I love prefolds personally, and they're pretty easy to use, but I much prefer the flip organic system as the wraps are better and the are onesize. I've not heard great things about the bambino mio wraps.


----------



## Kate&Lucas

If you can find some cheap, then they're pretty decent. I wouldn't pay the full retail price but I have used them (and still do now and then), and they're not the worst I've used by far. I actually prefer them to Bumgenius - but then I hate Bumgenius! The BM wraps do have a tendency to go tatty after a few washes so they could need replacing. Which I imagine is a PITA if you've gone and splashed out!

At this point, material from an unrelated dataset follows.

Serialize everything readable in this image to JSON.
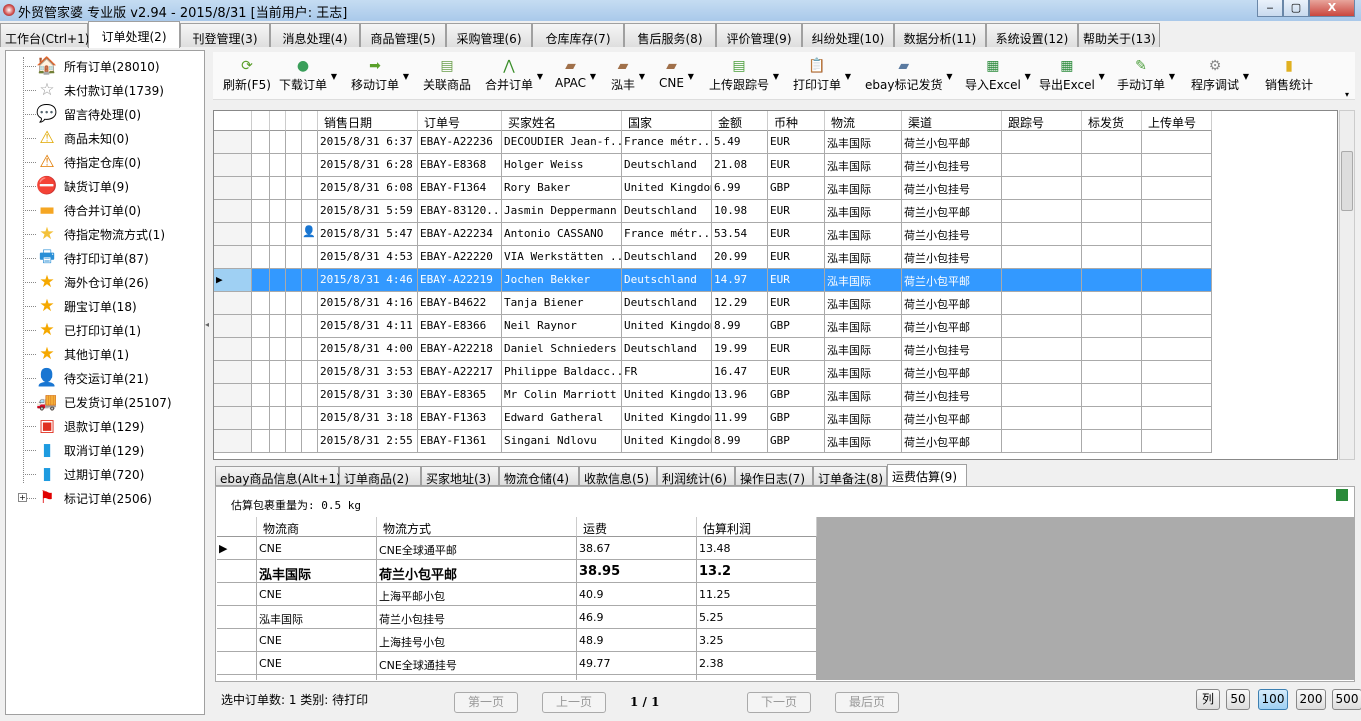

Try Asda, my local one was selling the sets of 12 with 3 wraps for a fiver :thumbup:


----------



## jenstar

I think they're good for the price. I do prefer nature babies wraps though, which are only about £2 dearer but wash better. I used a mixture of nappies inclduing bambino mios on my older son, but I don't use bambino mios on my younger son because he is too wriggly and the prefold would fall out of the wrap when I'm struggling to get it on him. For this reason, I don't rate flips either. Bambino mio prefolds have quite a long drying time too. I'd look out for a few second hand. Becausae there's no elastic or PUL in them there's not much can go wrong with them so you can buy cheap ones that are donkeys old and they'll be no better then brand new!


----------



## Jellyt

I got ours because they were on offer and now theyre all I use! The large wrap which should fit her for her size (weight determined) doesn't fit that well and we had to buy the wraps a size bigger. I've heard the same from someone else. There are some funky designs too!


----------



## lynnikins

I have loads of prefolds the right size for your LO they are Cotton ones and i used/use them on my boys i have loads spare though if you were interested, dont have any wraps but i would look at better wraps than the BM ones https://www.funkymonkeypants.com/wraps.html heres a good selection of wraps that are fairly highly rated, i also like the Econobums wraps from BG althogh they dont have any flaps to hold the prefold in place like other wraps do


----------



## Jibber Jabber

fluffpuffin said:


> I love prefolds personally, and they're pretty easy to use, but I much prefer the flip organic system as the wraps are better and the are onesize. I've not heard great things about the bambino mio wraps.


Same for us, I have to say the BM prefolds are the most absorbant that we have used and LO is a heavy wetter. The wraps are fine though, granted they're not as pretty as other brands etc but they do the job. Especially if you could get them preloved. 

We use Tuttos as well but our Flips with Mio folds are a trusted fave, even for a night nappy.


----------



## happymum55

I have followed the recommended video clips you sent me. And even tried exactly what they suggested. The velcro pants come undone and the cotton nappy does not fit properly inside the waterproof pants. They also leak and I have to change her bodysuit quite regularly. Also the nappy is so bulky I have to put on a larger size bodysuit to get it over the bulky nappy.

Im not happy with this product and have given it quite enough opportunity to work.

I ironed them to soften the nappy, rather defeats the purpose of being environmentally friendly.

I have wasted my money on this product and quite a few other people have also felt this product is not worth the price. Its only a piece of cotton. Why is it so expensive???


----------



## Snuffy

We used them for a while but didn't really get on with them. They were easy enough to use and we never had a wee leak with them, but they never once contained a poo with Amy. It may just have been the fit on her, as we never had any accidents at all that I can recall once we switched to BGv3s.


----------